- Title: Al-Murabit

Personal life
- Born: Abu Abdallah Mohammed al-Hajj ibn Mohammed ibn Mohammed ibn Abd-al-Rahman ibn Abu Bakr al-Dilai Fez, Morocco
- Died: 1678
- Notable work(s): Al-Rihla al-Mujaddasa, Al Kitab Zawahir al-Fikri, Zahr al-hada'ih, Al-Zahr al-nadi fi-l-khuluk al-muhammadi, Durrat al-tidjan
- Known for: Renowned linguist, Scholar of Arabic grammar and usul-al-fiqh (law)
- Occupation: Scholar, Linguist
- Relatives: Abu Bakr ibn Mohammed al-Majati as-Sanhaji (grandfather), Mohammed al-Hajj (brother)

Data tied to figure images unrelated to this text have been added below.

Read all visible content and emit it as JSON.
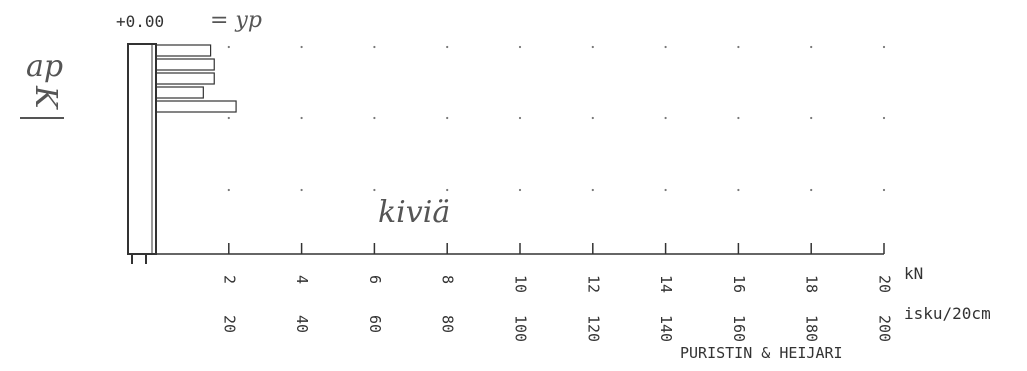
{
  "chart_data": {
    "type": "bar",
    "orientation": "horizontal",
    "top_label": "+0.00",
    "handwritten_top": "= yp",
    "handwritten_side": [
      "ap",
      "K"
    ],
    "handwritten_note": "kiviä",
    "x_unit_top": "kN",
    "x_unit_bottom": "isku/20cm",
    "ticks_kn": [
      "2",
      "4",
      "6",
      "8",
      "10",
      "12",
      "14",
      "16",
      "18",
      "20"
    ],
    "ticks_isku": [
      "20",
      "40",
      "60",
      "80",
      "100",
      "120",
      "140",
      "160",
      "180",
      "200"
    ],
    "bars_isku": [
      15,
      16,
      16,
      13,
      22
    ],
    "footer": "PURISTIN & HEIJARI",
    "xlim_isku": [
      0,
      200
    ],
    "grid": "dotted"
  }
}
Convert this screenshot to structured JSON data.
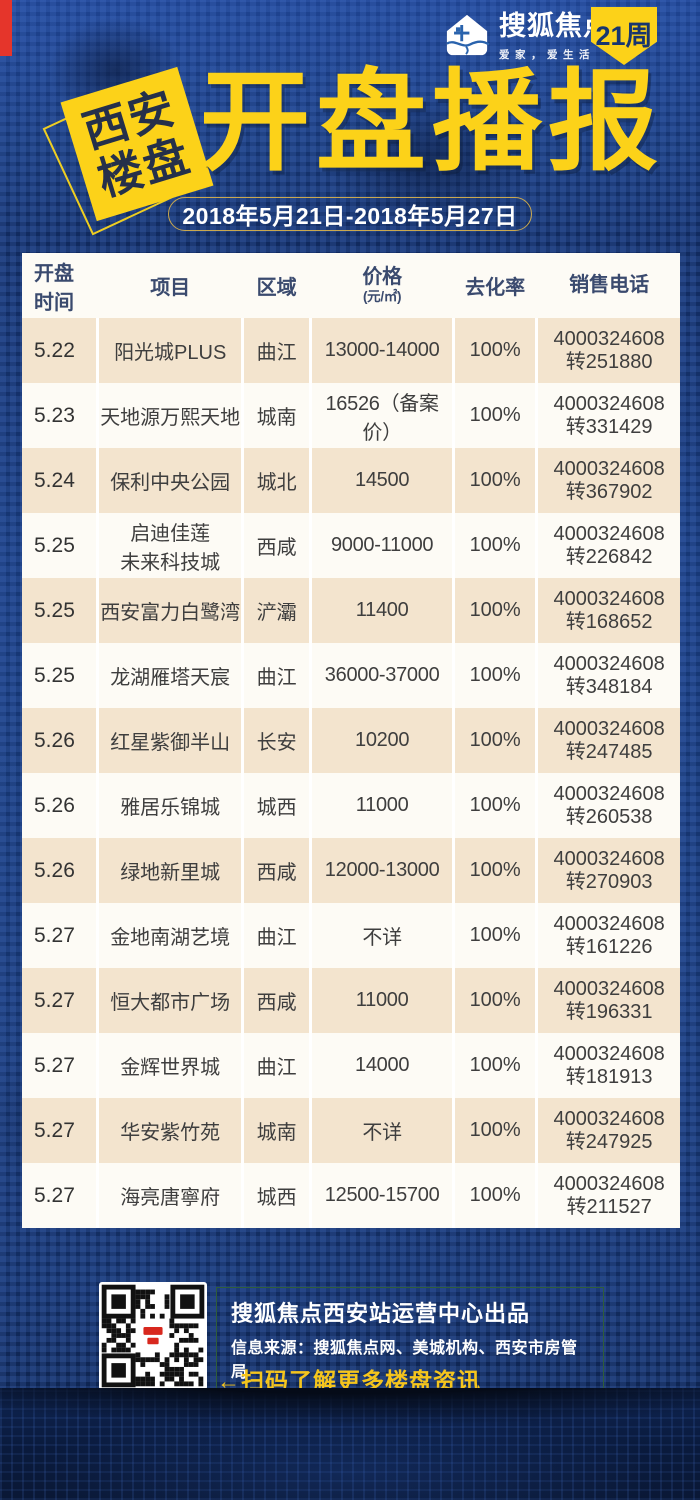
{
  "brand": {
    "name": "搜狐焦点",
    "tagline": "爱家，爱生活",
    "week_badge": "21周"
  },
  "title": {
    "badge_line1": "西安",
    "badge_line2": "楼盘",
    "main": "开盘播报",
    "date_range": "2018年5月21日-2018年5月27日"
  },
  "table": {
    "headers": {
      "time": "开盘\n时间",
      "project": "项目",
      "region": "区域",
      "price": "价格",
      "price_unit": "(元/㎡)",
      "rate": "去化率",
      "phone": "销售电话"
    },
    "rows": [
      {
        "date": "5.22",
        "project": "阳光城PLUS",
        "region": "曲江",
        "price": "13000-14000",
        "rate": "100%",
        "phone": "4000324608",
        "ext": "转251880"
      },
      {
        "date": "5.23",
        "project": "天地源万熙天地",
        "region": "城南",
        "price": "16526（备案价）",
        "rate": "100%",
        "phone": "4000324608",
        "ext": "转331429"
      },
      {
        "date": "5.24",
        "project": "保利中央公园",
        "region": "城北",
        "price": "14500",
        "rate": "100%",
        "phone": "4000324608",
        "ext": "转367902"
      },
      {
        "date": "5.25",
        "project": "启迪佳莲\n未来科技城",
        "region": "西咸",
        "price": "9000-11000",
        "rate": "100%",
        "phone": "4000324608",
        "ext": "转226842"
      },
      {
        "date": "5.25",
        "project": "西安富力白鹭湾",
        "region": "浐灞",
        "price": "11400",
        "rate": "100%",
        "phone": "4000324608",
        "ext": "转168652"
      },
      {
        "date": "5.25",
        "project": "龙湖雁塔天宸",
        "region": "曲江",
        "price": "36000-37000",
        "rate": "100%",
        "phone": "4000324608",
        "ext": "转348184"
      },
      {
        "date": "5.26",
        "project": "红星紫御半山",
        "region": "长安",
        "price": "10200",
        "rate": "100%",
        "phone": "4000324608",
        "ext": "转247485"
      },
      {
        "date": "5.26",
        "project": "雅居乐锦城",
        "region": "城西",
        "price": "11000",
        "rate": "100%",
        "phone": "4000324608",
        "ext": "转260538"
      },
      {
        "date": "5.26",
        "project": "绿地新里城",
        "region": "西咸",
        "price": "12000-13000",
        "rate": "100%",
        "phone": "4000324608",
        "ext": "转270903"
      },
      {
        "date": "5.27",
        "project": "金地南湖艺境",
        "region": "曲江",
        "price": "不详",
        "rate": "100%",
        "phone": "4000324608",
        "ext": "转161226"
      },
      {
        "date": "5.27",
        "project": "恒大都市广场",
        "region": "西咸",
        "price": "11000",
        "rate": "100%",
        "phone": "4000324608",
        "ext": "转196331"
      },
      {
        "date": "5.27",
        "project": "金辉世界城",
        "region": "曲江",
        "price": "14000",
        "rate": "100%",
        "phone": "4000324608",
        "ext": "转181913"
      },
      {
        "date": "5.27",
        "project": "华安紫竹苑",
        "region": "城南",
        "price": "不详",
        "rate": "100%",
        "phone": "4000324608",
        "ext": "转247925"
      },
      {
        "date": "5.27",
        "project": "海亮唐寧府",
        "region": "城西",
        "price": "12500-15700",
        "rate": "100%",
        "phone": "4000324608",
        "ext": "转211527"
      }
    ]
  },
  "footer": {
    "produced_by": "搜狐焦点西安站运营中心出品",
    "source": "信息来源：搜狐焦点网、美城机构、西安市房管局",
    "scan_tip": "←扫码了解更多楼盘资讯"
  },
  "colors": {
    "accent_yellow": "#fcd219",
    "background_navy": "#16356e",
    "row_beige": "#f3e4ce",
    "row_white": "#fdfbf5",
    "header_text_navy": "#3a4a6e",
    "date_pill_border_gold": "#caa84e",
    "footer_tip_yellow": "#f5c51d",
    "footer_box_border": "#2f5d3a",
    "red_bar": "#e5352b",
    "qr_logo_red": "#d8281e"
  }
}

= Abu Abdallah Mohammed al-Murabit al-Dila'i =

Moroccan writer

Abu Abdallah Mohammed al-Hajj ibn Mohammed ibn Mohammed ibn Abd-al-Rahman ibn Abu Bakr al-Dilai (أبو عبد الله محمد المرابط الدلائي; d. 1678), also known as Al-Murabit, was a renowned linguist and scholar of Arabic grammar and usul-al-fiqh (law). He was the grandson of the founder of the zaouia of Dila, Abu Bakr ibn Mohammed al-Majati as-Sanhaji (1526-1612) and brother of Mohammed al-Hajj (died 1661), who proclaimed himself Sultan of Fez in 1659. Al-Dila'i wrote (a.o.) treatises on law (Al Kitab Zawahir al-Fikri), poems in praise of Muhammad (Zahr al-hada'ih and Al-Zahr al-nadi fi-l-khuluk al-muhammadi). And an urdjuza (poem in a specific meter) about the Shurafa, Durrat al-tidjan. Al-Dila'i performed the Hajj, along with his father, in 1659 and wrote his Rihla (account of the journey) in the form of a poem of 136 lines, entitled Al-Rihla al-Mujaddasa. He was the teacher of Abu Ali al-Hassan al-Yusi (1631–1691).